USTC-NELSLIP at SemEval-2022 Task 11: Gazetteer-Adapted Integration
Network for Multilingual Complex Named Entity Recognition
- URL: http://arxiv.org/abs/2203.03216v1
- Date: Mon, 7 Mar 2022 09:05:37 GMT
- Title: USTC-NELSLIP at SemEval-2022 Task 11: Gazetteer-Adapted Integration
Network for Multilingual Complex Named Entity Recognition
- Authors: Beiduo Chen, Jun-Yu Ma, Jiajun Qi, Wu Guo, Zhen-Hua Ling, Quan Liu
- Abstract summary: This paper describes the system developed by the USTC-NELSLIP team for SemEval-2022 Task 11 Multilingual Complex Named Entities Recognition (MultiCoNER)
We propose a gazetteer-adapted integration network (GAIN) to improve the performance of language models for recognizing complex named entities.
- Score: 41.26523047041553
- License: http://arxiv.org/licenses/nonexclusive-distrib/1.0/
- Abstract: This paper describes the system developed by the USTC-NELSLIP team for
SemEval-2022 Task 11 Multilingual Complex Named Entity Recognition
(MultiCoNER).
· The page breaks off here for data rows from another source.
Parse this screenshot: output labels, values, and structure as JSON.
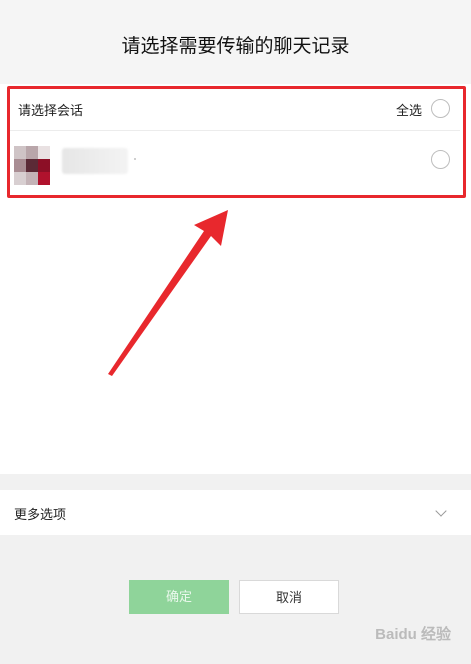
{
  "dialog": {
    "title": "请选择需要传输的聊天记录"
  },
  "session_list": {
    "header_label": "请选择会话",
    "select_all_label": "全选",
    "contacts": [
      {
        "name": ""
      }
    ]
  },
  "more_options": {
    "label": "更多选项"
  },
  "buttons": {
    "confirm_label": "确定",
    "cancel_label": "取消"
  },
  "watermark": {
    "text": "Baidu 经验"
  },
  "colors": {
    "annotation": "#e8282d",
    "confirm_bg": "#8fd49a",
    "panel_bg": "#ffffff",
    "page_bg": "#f1f1f1"
  }
}
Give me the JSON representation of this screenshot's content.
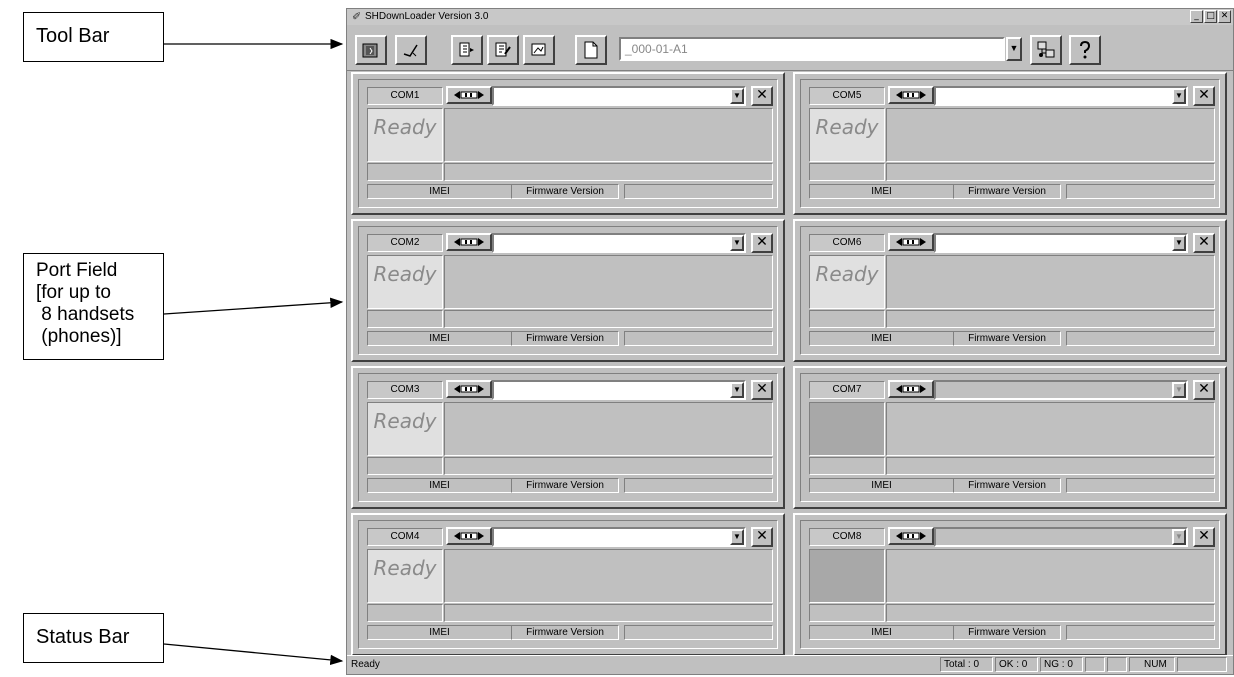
{
  "annotations": {
    "tool_bar": "Tool Bar",
    "port_field": [
      "Port Field",
      "[for up to",
      " 8 handsets",
      " (phones)]"
    ],
    "status_bar": "Status Bar"
  },
  "window": {
    "title": "SHDownLoader Version 3.0",
    "minimize": "_",
    "maximize": "□",
    "close": "✕"
  },
  "toolbar": {
    "file_path": "_000-01-A1",
    "tools": [
      "open-device-icon",
      "flash-check-icon",
      "import-icon",
      "edit-icon",
      "settings-icon",
      "new-file-icon"
    ],
    "right_tools": [
      "network-icon",
      "help-icon"
    ]
  },
  "ports": [
    {
      "name": "COM1",
      "status": "Ready",
      "imei_label": "IMEI",
      "fw_label": "Firmware Version",
      "enabled": true
    },
    {
      "name": "COM2",
      "status": "Ready",
      "imei_label": "IMEI",
      "fw_label": "Firmware Version",
      "enabled": true
    },
    {
      "name": "COM3",
      "status": "Ready",
      "imei_label": "IMEI",
      "fw_label": "Firmware Version",
      "enabled": true
    },
    {
      "name": "COM4",
      "status": "Ready",
      "imei_label": "IMEI",
      "fw_label": "Firmware Version",
      "enabled": true
    },
    {
      "name": "COM5",
      "status": "Ready",
      "imei_label": "IMEI",
      "fw_label": "Firmware Version",
      "enabled": true
    },
    {
      "name": "COM6",
      "status": "Ready",
      "imei_label": "IMEI",
      "fw_label": "Firmware Version",
      "enabled": true
    },
    {
      "name": "COM7",
      "status": "",
      "imei_label": "IMEI",
      "fw_label": "Firmware Version",
      "enabled": false
    },
    {
      "name": "COM8",
      "status": "",
      "imei_label": "IMEI",
      "fw_label": "Firmware Version",
      "enabled": false
    }
  ],
  "statusbar": {
    "text": "Ready",
    "total": "Total : 0",
    "ok": "OK : 0",
    "ng": "NG : 0",
    "num": "NUM"
  }
}
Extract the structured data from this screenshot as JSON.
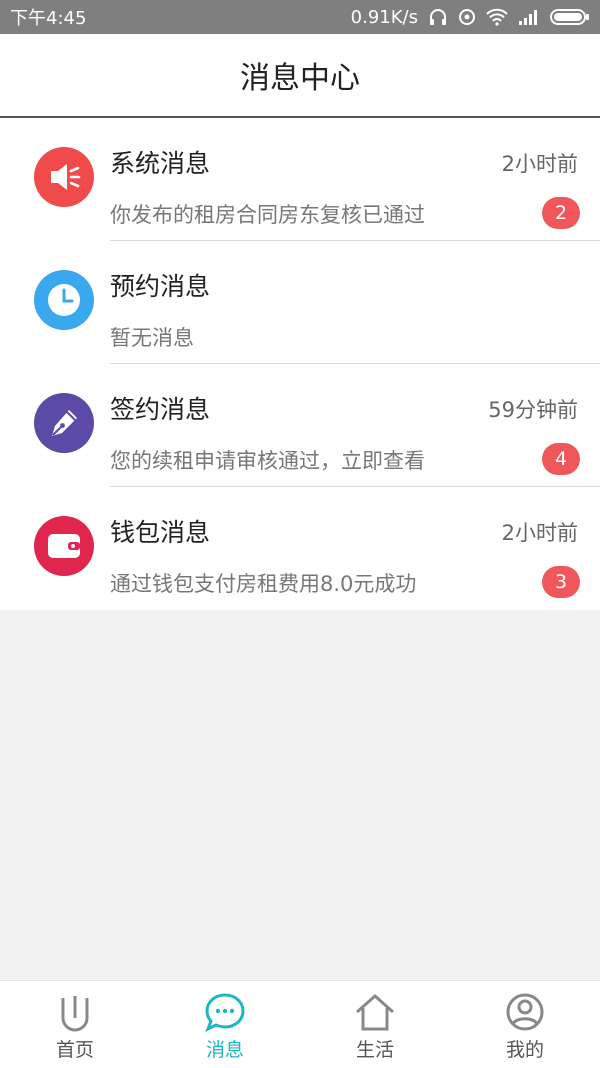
{
  "status_bar": {
    "time": "下午4:45",
    "network_speed": "0.91K/s",
    "icons": [
      "headset-icon",
      "sync-icon",
      "wifi-icon",
      "signal-icon",
      "battery-icon"
    ]
  },
  "header": {
    "title": "消息中心"
  },
  "messages": [
    {
      "icon": "speaker-icon",
      "color": "#f04a4a",
      "title": "系统消息",
      "time": "2小时前",
      "subtitle": "你发布的租房合同房东复核已通过",
      "badge": "2"
    },
    {
      "icon": "clock-icon",
      "color": "#3aa8ef",
      "title": "预约消息",
      "time": "",
      "subtitle": "暂无消息",
      "badge": ""
    },
    {
      "icon": "pen-icon",
      "color": "#5b4aa6",
      "title": "签约消息",
      "time": "59分钟前",
      "subtitle": "您的续租申请审核通过，立即查看",
      "badge": "4"
    },
    {
      "icon": "wallet-icon",
      "color": "#e0254f",
      "title": "钱包消息",
      "time": "2小时前",
      "subtitle": "通过钱包支付房租费用8.0元成功",
      "badge": "3"
    }
  ],
  "badge_color": "#f0575a",
  "tabs": [
    {
      "icon": "home-u-icon",
      "label": "首页",
      "active": false
    },
    {
      "icon": "chat-bubble-icon",
      "label": "消息",
      "active": true
    },
    {
      "icon": "house-icon",
      "label": "生活",
      "active": false
    },
    {
      "icon": "user-icon",
      "label": "我的",
      "active": false
    }
  ],
  "accent_color": "#1fb6c4"
}
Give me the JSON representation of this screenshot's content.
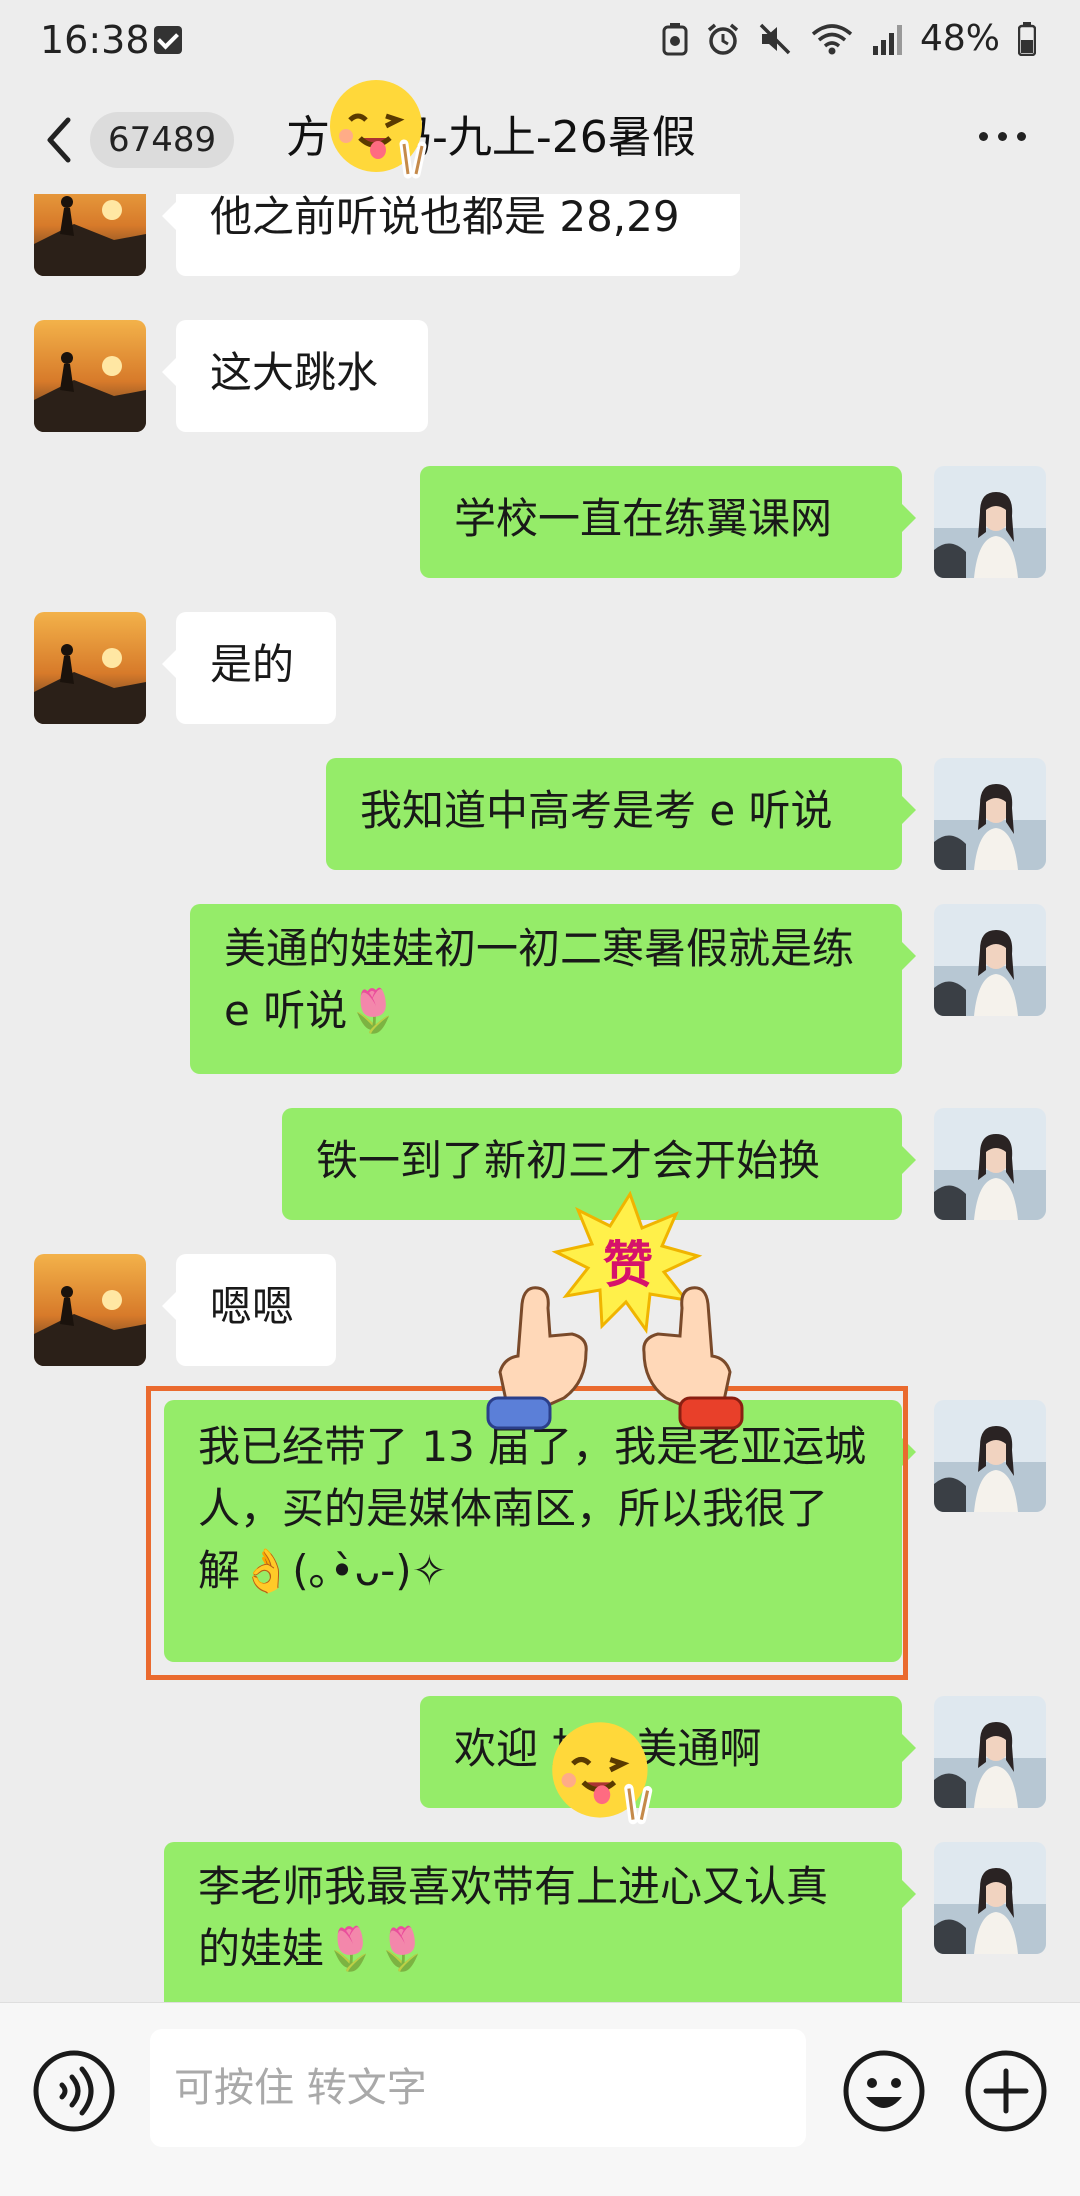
{
  "status_bar": {
    "time": "16:38",
    "battery": "48%"
  },
  "header": {
    "unread_count": "67489",
    "title": "方      妈妈-九上-26暑假"
  },
  "messages": [
    {
      "side": "left",
      "text": "他之前听说也都是 28,29"
    },
    {
      "side": "left",
      "text": "这大跳水"
    },
    {
      "side": "right",
      "text": "学校一直在练翼课网"
    },
    {
      "side": "left",
      "text": "是的"
    },
    {
      "side": "right",
      "text": "我知道中高考是考 e 听说"
    },
    {
      "side": "right",
      "text": "美通的娃娃初一初二寒暑假就是练 e 听说🌷"
    },
    {
      "side": "right",
      "text": "铁一到了新初三才会开始换"
    },
    {
      "side": "left",
      "text": "嗯嗯"
    },
    {
      "side": "right",
      "text": "我已经带了 13 届了，我是老亚运城人，买的是媒体南区，所以我很了解👌(｡•̀ᴗ-)✧"
    },
    {
      "side": "right",
      "text": "欢迎      加入美通啊"
    },
    {
      "side": "right",
      "text": "李老师我最喜欢带有上进心又认真的娃娃🌷🌷"
    }
  ],
  "sticker": {
    "label": "赞"
  },
  "input_bar": {
    "placeholder": "可按住 转文字"
  },
  "colors": {
    "background": "#ededed",
    "bubble_sent": "#95ec69",
    "bubble_received": "#ffffff",
    "highlight_border": "#ea6a2e"
  }
}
We propose a gazetteer-adapted integration network (GAIN) to
improve the performance of language models for recognizing complex named
entities. The method first adapts the representations of gazetteer networks to
those of language models by minimizing the KL divergence between them. After
adaptation, these two networks are then integrated for backend supervised named
entity recognition (NER) training. The proposed method is applied to several
state-of-the-art Transformer-based NER models with a gazetteer built from
Wikidata, and shows great generalization ability across them. The final
predictions are derived from an ensemble of these trained models. Experimental
results and detailed analysis verify the effectiveness of the proposed method.
The official results show that our system ranked 1st on three tracks (Chinese,
Code-mixed and Bangla) and 2nd on the other ten tracks in this task.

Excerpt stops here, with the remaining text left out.